Artiste : Diane Coffee
Album : Everybody’s A Good Dog
Étiquette : Western Vinyl

En combinant une variante du prénom de la leader des Supremes (Diana Ross) et le titre d’une pièce (Mr. Coffee) d’un auteur-compositeur mystérieusement disparu (Nathan Pelkey), vous obtenez le surnom au genre confus du californien Shaun Fleming. En combinant ensuite le psy-funk, le glam gospel, le rock opéra à petite échelle et le pot-pourri R’n’B, bref la nostalgie sans le déjà-vu, vous obtenez Everybody’s A Good Dog, deuxième tome au catalogue de celui qu’on reconnaît aussi aux commandes de la batterie chez Foxygen.

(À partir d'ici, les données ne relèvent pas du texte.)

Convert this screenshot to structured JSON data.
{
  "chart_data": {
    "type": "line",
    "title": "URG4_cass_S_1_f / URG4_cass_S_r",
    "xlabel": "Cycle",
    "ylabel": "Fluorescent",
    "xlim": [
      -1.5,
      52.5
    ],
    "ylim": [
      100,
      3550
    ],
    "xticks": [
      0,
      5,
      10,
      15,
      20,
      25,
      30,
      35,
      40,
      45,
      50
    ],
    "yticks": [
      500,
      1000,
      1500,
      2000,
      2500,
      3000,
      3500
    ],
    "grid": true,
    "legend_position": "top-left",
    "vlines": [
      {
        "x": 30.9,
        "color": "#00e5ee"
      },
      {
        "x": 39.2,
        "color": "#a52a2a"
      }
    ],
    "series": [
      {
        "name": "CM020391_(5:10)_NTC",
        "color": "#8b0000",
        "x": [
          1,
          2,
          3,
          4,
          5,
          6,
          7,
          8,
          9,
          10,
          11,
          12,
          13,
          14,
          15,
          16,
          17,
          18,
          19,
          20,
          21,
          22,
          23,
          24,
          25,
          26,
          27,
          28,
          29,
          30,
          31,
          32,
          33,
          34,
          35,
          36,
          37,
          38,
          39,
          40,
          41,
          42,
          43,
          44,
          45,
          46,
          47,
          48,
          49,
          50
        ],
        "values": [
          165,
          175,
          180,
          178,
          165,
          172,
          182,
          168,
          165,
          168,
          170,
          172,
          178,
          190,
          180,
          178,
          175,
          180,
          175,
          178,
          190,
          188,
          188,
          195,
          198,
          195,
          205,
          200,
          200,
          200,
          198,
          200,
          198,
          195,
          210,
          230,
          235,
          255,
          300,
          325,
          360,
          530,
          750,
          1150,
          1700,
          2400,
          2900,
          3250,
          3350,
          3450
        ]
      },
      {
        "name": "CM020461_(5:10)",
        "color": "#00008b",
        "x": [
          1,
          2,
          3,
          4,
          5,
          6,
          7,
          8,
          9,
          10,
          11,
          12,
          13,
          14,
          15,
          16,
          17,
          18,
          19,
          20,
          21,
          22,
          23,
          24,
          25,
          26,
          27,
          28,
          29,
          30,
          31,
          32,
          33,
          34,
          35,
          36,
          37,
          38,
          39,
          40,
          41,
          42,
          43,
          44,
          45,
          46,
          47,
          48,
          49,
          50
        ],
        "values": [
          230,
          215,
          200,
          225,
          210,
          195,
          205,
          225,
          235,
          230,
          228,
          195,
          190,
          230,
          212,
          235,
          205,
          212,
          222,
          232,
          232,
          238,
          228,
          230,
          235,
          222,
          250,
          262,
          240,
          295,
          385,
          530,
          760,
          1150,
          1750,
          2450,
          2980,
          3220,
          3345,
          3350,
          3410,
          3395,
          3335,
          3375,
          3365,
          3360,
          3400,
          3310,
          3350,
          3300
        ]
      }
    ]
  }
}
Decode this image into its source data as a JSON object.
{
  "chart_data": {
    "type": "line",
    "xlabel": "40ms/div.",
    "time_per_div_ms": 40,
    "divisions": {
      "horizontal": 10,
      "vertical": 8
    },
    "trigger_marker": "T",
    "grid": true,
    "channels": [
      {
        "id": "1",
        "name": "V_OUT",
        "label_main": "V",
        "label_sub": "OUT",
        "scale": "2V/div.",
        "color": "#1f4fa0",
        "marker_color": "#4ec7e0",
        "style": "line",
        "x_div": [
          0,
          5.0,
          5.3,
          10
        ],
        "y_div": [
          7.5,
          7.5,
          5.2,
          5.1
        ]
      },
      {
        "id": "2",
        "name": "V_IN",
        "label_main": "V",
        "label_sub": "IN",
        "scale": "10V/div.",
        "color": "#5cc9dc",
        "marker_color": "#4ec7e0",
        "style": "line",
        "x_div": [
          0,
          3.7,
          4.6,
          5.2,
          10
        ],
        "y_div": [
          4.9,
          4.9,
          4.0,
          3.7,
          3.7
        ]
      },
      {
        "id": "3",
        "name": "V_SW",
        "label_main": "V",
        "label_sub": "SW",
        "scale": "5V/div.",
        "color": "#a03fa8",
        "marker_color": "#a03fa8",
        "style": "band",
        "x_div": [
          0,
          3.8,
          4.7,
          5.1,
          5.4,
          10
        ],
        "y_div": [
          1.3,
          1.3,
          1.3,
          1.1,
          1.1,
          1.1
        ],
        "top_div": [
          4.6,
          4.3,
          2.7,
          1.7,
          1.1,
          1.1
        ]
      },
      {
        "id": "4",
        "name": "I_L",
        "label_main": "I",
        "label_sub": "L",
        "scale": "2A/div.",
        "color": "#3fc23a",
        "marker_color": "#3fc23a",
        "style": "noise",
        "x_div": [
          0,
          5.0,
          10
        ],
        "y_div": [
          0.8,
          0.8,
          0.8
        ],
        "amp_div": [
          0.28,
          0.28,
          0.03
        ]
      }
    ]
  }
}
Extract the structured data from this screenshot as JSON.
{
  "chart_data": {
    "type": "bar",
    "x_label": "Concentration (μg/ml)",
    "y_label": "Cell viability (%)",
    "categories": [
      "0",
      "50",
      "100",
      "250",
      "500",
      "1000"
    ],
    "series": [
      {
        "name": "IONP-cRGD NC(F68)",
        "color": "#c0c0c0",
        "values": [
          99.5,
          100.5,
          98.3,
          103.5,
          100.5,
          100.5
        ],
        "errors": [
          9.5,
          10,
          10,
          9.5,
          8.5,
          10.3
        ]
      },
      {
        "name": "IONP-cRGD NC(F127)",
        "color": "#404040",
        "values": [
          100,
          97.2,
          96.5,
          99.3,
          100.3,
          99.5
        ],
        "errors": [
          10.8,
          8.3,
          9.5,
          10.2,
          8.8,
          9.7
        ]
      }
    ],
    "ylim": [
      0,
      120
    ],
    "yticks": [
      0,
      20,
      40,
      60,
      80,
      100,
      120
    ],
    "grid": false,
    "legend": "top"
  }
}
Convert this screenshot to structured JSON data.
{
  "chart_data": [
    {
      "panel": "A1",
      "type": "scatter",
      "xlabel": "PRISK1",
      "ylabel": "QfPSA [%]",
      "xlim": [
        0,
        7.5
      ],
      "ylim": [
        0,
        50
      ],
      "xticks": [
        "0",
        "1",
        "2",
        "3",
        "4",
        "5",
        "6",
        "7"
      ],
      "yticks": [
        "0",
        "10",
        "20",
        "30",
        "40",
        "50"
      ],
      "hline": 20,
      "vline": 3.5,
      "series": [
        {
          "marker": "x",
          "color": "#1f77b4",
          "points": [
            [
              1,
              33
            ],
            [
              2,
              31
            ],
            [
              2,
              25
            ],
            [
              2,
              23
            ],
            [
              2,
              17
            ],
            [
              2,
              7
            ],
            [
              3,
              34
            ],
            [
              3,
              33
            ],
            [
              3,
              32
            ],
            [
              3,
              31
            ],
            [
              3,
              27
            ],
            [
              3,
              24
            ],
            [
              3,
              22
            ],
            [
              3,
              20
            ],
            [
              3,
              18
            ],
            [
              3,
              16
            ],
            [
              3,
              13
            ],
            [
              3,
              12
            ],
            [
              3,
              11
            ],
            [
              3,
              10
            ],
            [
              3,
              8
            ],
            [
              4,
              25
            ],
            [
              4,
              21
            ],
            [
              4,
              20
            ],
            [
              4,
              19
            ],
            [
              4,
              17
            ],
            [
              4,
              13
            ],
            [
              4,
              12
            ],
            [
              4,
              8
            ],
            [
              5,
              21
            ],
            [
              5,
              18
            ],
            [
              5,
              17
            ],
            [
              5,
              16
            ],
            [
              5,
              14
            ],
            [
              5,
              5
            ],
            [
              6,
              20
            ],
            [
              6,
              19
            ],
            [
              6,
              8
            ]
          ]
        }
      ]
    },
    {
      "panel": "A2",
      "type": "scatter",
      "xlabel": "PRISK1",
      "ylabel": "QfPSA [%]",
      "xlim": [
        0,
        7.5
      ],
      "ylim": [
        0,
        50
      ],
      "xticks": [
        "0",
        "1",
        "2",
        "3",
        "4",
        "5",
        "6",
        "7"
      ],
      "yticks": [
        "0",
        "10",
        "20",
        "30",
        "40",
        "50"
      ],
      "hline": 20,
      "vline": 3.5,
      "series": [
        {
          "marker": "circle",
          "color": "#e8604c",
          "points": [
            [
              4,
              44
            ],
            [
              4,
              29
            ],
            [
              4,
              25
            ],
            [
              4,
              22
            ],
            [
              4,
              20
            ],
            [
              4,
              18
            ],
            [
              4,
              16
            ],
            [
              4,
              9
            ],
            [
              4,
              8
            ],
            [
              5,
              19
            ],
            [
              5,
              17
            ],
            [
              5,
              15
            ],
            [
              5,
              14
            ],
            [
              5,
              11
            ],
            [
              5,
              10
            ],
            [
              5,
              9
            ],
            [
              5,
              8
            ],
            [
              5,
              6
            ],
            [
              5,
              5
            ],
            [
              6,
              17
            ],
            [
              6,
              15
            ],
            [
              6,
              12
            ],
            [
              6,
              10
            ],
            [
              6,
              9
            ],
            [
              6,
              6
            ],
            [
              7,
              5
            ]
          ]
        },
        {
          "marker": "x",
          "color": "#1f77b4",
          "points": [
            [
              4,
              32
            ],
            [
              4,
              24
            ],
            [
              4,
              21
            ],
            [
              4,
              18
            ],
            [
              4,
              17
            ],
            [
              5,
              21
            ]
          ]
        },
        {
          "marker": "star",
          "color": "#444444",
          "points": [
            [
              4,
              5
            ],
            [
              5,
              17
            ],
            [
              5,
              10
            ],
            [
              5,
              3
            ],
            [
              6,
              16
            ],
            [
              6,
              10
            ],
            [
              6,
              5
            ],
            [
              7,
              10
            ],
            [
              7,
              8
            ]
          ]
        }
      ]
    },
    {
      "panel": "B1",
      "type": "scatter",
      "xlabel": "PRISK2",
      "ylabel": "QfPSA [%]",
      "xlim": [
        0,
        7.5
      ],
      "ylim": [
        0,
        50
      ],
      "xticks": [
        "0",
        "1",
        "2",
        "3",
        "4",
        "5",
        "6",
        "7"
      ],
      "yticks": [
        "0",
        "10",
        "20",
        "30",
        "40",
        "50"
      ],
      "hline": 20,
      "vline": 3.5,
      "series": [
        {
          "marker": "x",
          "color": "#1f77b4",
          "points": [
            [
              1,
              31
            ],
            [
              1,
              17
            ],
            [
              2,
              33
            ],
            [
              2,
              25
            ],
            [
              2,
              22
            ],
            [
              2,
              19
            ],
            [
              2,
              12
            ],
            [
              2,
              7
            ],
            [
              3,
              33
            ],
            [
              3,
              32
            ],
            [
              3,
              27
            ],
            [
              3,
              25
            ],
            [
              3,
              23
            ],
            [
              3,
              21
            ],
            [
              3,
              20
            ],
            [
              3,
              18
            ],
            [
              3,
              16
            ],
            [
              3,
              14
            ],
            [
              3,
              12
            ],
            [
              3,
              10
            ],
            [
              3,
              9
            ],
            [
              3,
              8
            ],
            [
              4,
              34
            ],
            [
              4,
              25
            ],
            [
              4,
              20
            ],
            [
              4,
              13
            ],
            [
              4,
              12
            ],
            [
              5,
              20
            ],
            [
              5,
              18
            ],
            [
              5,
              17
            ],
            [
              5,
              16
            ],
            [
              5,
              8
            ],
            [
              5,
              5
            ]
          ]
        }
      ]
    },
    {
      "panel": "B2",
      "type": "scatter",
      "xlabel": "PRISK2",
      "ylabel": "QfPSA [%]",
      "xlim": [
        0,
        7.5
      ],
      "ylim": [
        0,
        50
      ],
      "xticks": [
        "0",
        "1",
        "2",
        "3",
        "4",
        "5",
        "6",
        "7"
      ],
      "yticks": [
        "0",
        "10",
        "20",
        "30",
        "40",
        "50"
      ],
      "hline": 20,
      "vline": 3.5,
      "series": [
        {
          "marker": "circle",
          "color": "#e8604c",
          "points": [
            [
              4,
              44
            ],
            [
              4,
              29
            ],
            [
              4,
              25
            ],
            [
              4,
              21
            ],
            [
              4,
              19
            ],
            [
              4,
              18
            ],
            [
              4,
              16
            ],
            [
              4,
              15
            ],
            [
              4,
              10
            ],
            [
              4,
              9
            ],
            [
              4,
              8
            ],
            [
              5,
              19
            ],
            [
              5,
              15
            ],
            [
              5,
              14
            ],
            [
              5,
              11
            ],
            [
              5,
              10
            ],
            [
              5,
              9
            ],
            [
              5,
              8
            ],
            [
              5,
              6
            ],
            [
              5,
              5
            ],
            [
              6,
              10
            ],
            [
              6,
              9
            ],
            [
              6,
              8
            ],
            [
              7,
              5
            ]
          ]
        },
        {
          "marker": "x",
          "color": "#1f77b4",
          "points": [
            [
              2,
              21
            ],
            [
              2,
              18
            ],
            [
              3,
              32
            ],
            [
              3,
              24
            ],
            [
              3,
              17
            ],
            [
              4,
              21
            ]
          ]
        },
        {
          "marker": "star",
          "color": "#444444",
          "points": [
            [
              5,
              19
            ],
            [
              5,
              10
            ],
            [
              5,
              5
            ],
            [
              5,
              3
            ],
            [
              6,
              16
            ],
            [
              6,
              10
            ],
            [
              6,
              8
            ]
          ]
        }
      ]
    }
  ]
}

N’allez pourtant pas croire qu’il s’agisse de l’album récréatif d’un membre mineur d’un groupe majeur. À la manière de Father John Misty, aux talents sous-exploités dans un rôle de figurant, Fleming signe ici des pièces ambitieuses et éclectiques qui témoignent d’une personnalité distincte et flamboyante. L’ouverture, Spring Breathes, sonne la charge et annonce les plaisirs à venir en enchaînant harmonies bucoliques, dépouillement acoustique, refrains planants et transitions savantes. Et ainsi vogue la galère, de suprises en rebondissements, jusqu’à une finale, Not That Easy, digne de ce nom.

Par ailleurs, ne cherchez pas l’album au rayon nouveauté. Il est paru en septembre dernier. Si on en discute ici, c’est que « Diane » sera de passage chez nous ce mardi au Divan Orange. Avis aux pantouflards, écouter l’extrait ci-dessous, c’est se convaincre d’y faire un tour. (Nicolas Roy)

•••

Methyl

Artiste : Methyl Ethel
Album : Oh Inhuman Spectacle
Étiquette : 4AD

Les Australiens ont a cote ces temps-ci. Il semble que les maisons de disques soient toutes à la recherche de leur propre Courtney Barnett ou Tame Impala. Dans cette quête pour la prochaine sensation du sixième continent, 4AD a réussi une belle avancée en mettant Methyl Ethel sous contrat. Le trio, formé par le leader Jake Webb pour satisfaire les nombreux fans de ses enregistrements solos qui souhaitaient le voir performer sur scène, a fait paraître la semaine dernière son premier album, Oh Inhuman Spectacle, que l’on pourrait qualifier de beach music pour insomniaques.

Dès le tout début, avec la mélodie répétitive du titre Idée Fixe, on se sent aspiré dans un rêve doucement psychédélique et on y pénètre un peu plus profondément avec chaque pièce qui suit, jusqu’à la finale, un retour à la réalité aussi délicat que possible. Si on se fie aux paroles, c’est un rêve mouvementé (impliquant, notamment, un enlèvement extraterrestre), mais on se laisse néanmoins porter paisiblement par ce captivant mélange de dream pop et de new wave des années 80 où les vers d’oreilles se succèdent. (Guillaume Francoeur)

•••

meilyr-jones-2013

Artiste : Meilyr Jones
Album : 2013
Étiquette : Moshi Moshi Records

Des exemples de bassistes membres d’un groupe sombré dans la légende [ou pas] et qui ont réémergé en tant qu’artiste solo frayant leur propre parcours créateur sont évidemment moins légion que leurs ex-collègues chanteurs ou guitaristes, mais sont loin de leur envier la beauté de leurs œuvres : de Jack Bruce de Cream à Jah Wobble de Public Image Ltd., en passant par John Cale du Velvet Underground ou Holger Czukay de Can, jusqu’à Norman Cook des Housemartins, qui devint [entre autres incarnations] Fatboy Slim.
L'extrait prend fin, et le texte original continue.